# headset with good MIC noise cancellation



## remixedcat (Jul 31, 2012)

I would like to have a headset with good noise cancellation.... one that won't pick up the background sounds like the AC or people typing...

I have a logitech one but it's really bad and I have to turn the AC off and not have anyone typing in the BG to record my videos and that is a pain....

please recommend me a good one under 70 bucks....


----------



## FordGT90Concept (Aug 1, 2012)

Slightly more than your budget and doesn't have "noise cancellation" per say but no one can hear my noisy server or dehumidifier on them:
RAZER Carcharias 3.5mm Connector Circumaural Profe...


----------



## remixedcat (Aug 1, 2012)

can you make a video of you playing a game and doing a let's play and talking a lot for me to sample please. 

BTW I want everyone that responds to try to provide an audio sample of them talking and doing a let's play with AC or fan or whatever running in the background for this test to be effective. Please also encourage others in the rooms or location to type and do stuff in the BG for this to be even more effective. 

This is more for my hubby which he makes minecraft let's plays and he would like to have a good headset for this and not have to relocate to another room of the house that doesn't have AC and cook.


----------



## FordGT90Concept (Aug 1, 2012)

This was recorded with that headset.  You can hear some background fuzz--likely the server.

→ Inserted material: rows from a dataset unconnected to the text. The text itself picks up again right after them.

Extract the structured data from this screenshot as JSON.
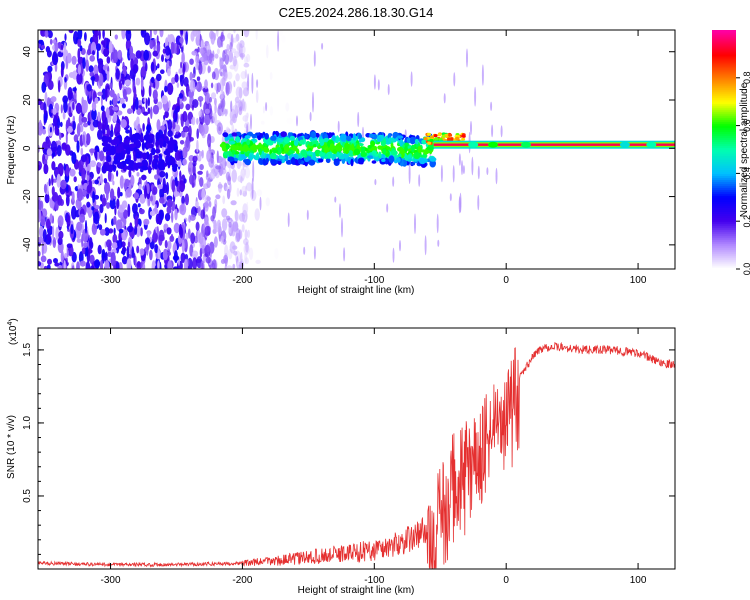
{
  "title": "C2E5.2024.286.18.30.G14",
  "colors": {
    "snr_line": "#e53030",
    "spectrogram_noise": "#6a1ee8",
    "axis": "#000000"
  },
  "chart_data": [
    {
      "type": "heatmap",
      "title": "C2E5.2024.286.18.30.G14",
      "xlabel": "Height of straight line (km)",
      "ylabel": "Frequency (Hz)",
      "xlim": [
        -355,
        128
      ],
      "ylim": [
        -50,
        49
      ],
      "x_ticks": [
        -300,
        -200,
        -100,
        0,
        100
      ],
      "y_ticks": [
        -40,
        -20,
        0,
        20,
        40
      ],
      "colorbar": {
        "label": "Normalized spectral amplitude",
        "range": [
          0,
          1
        ],
        "ticks": [
          0.0,
          0.2,
          0.4,
          0.6,
          0.8
        ],
        "colormap": [
          "#ffffff",
          "#b088ff",
          "#4400ee",
          "#0000ff",
          "#00c0ff",
          "#00ffb0",
          "#00ff00",
          "#ffff00",
          "#ff8000",
          "#ff0000",
          "#ff00a0"
        ]
      },
      "features": [
        {
          "name": "noise",
          "x_range": [
            -355,
            -195
          ],
          "freq_range": [
            -50,
            49
          ],
          "amplitude": 0.25
        },
        {
          "name": "signal-band",
          "x_range": [
            -215,
            -55
          ],
          "center_freq": 0,
          "half_width": 6,
          "amplitude": 0.5
        },
        {
          "name": "carrier",
          "x_range": [
            -55,
            128
          ],
          "center_freq": 1.5,
          "half_width": 2,
          "amplitude": 0.95
        }
      ]
    },
    {
      "type": "line",
      "xlabel": "Height of straight line (km)",
      "ylabel": "SNR (10 * v/v)",
      "multiplier_label": "(x10",
      "multiplier_exp": "4",
      "multiplier_close": ")",
      "xlim": [
        -355,
        128
      ],
      "ylim": [
        0,
        1.65
      ],
      "x_ticks": [
        -300,
        -200,
        -100,
        0,
        100
      ],
      "y_ticks": [
        0.5,
        1.0,
        1.5
      ],
      "x_tick_labels": [
        "-300",
        "-200",
        "-100",
        "0",
        "100"
      ],
      "y_tick_labels": [
        "0.5",
        "1.0",
        "1.5"
      ],
      "series": [
        {
          "x": [
            -355,
            -300,
            -250,
            -200,
            -170,
            -150,
            -130,
            -110,
            -100,
            -90,
            -80,
            -70,
            -60,
            -55,
            -50,
            -45,
            -40,
            -35,
            -30,
            -25,
            -20,
            -15,
            -10,
            -5,
            0,
            5,
            10,
            15,
            20,
            25,
            30,
            40,
            50,
            60,
            70,
            80,
            90,
            100,
            105,
            110,
            115,
            120,
            128
          ],
          "y": [
            0.04,
            0.03,
            0.03,
            0.04,
            0.06,
            0.08,
            0.1,
            0.12,
            0.13,
            0.15,
            0.18,
            0.22,
            0.28,
            0.35,
            0.45,
            0.55,
            0.7,
            0.72,
            0.8,
            0.85,
            0.9,
            1.0,
            1.1,
            1.15,
            1.2,
            1.25,
            1.3,
            1.38,
            1.45,
            1.5,
            1.52,
            1.52,
            1.51,
            1.5,
            1.5,
            1.5,
            1.49,
            1.48,
            1.46,
            1.44,
            1.42,
            1.41,
            1.4
          ]
        }
      ]
    }
  ]
}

Excuse the excessive use of the word "note."


----------



## remixedcat (Aug 1, 2012)

LOL nice game selection....


----------



## FordGT90Concept (Aug 1, 2012)

Best. Game. Ever.


----------



## MT Alex (Aug 1, 2012)

Can't you accomplish something like this with just a decent mic and your Audigy sound card?


----------



## cadaveca (Aug 1, 2012)

MT Alex said:


> Can't you accomplish something like this with just a decent mic and your Audigy sound card?

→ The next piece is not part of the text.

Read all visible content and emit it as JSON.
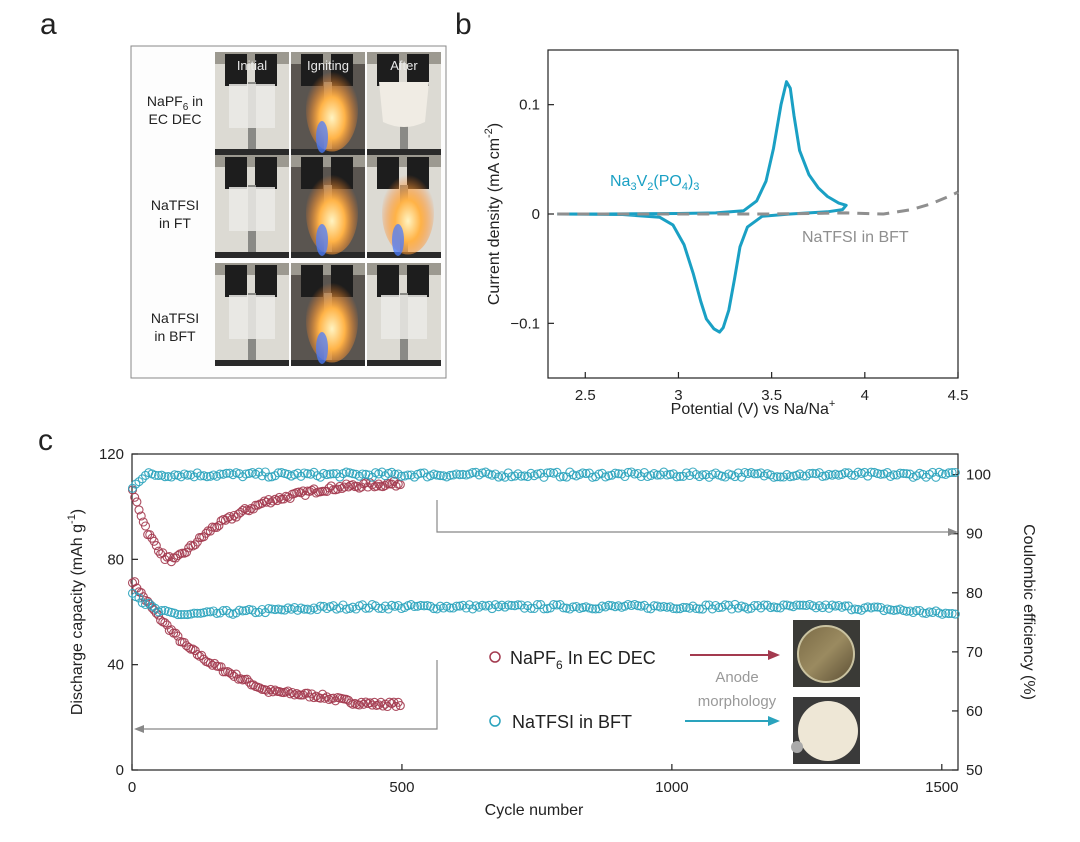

Yeah, better off looking at soundcards rather than headphones. Most noise-cancelling Headphones use batteries or USB to power the noise-cancellation circuit.


----------



## remixedcat (Aug 1, 2012)

I mean the microphone... *cancelling the background nois*e....so *others* can't hear the AC running when my hubby records to make minecraft videos.  

I do not mean cancelling on the headphone part.... I care about *mic noise filtering.... *


----------



## cadaveca (Aug 1, 2012)

oh.

I think you still need similar tech for that. Again, this is best done using another mic, and that mic would provide the cancellation ability, like how headphones do it.

I'm playing with the ASUS ThunderFX headphone amp which does have this function, but aparantly a lot of the background noise here in my house isn't picked up by the mic from my XBOX360 headset.

Other than that, I got no ideas for ya.


----------



## remixedcat (Aug 1, 2012)

aww man.... well thanks anyways


----------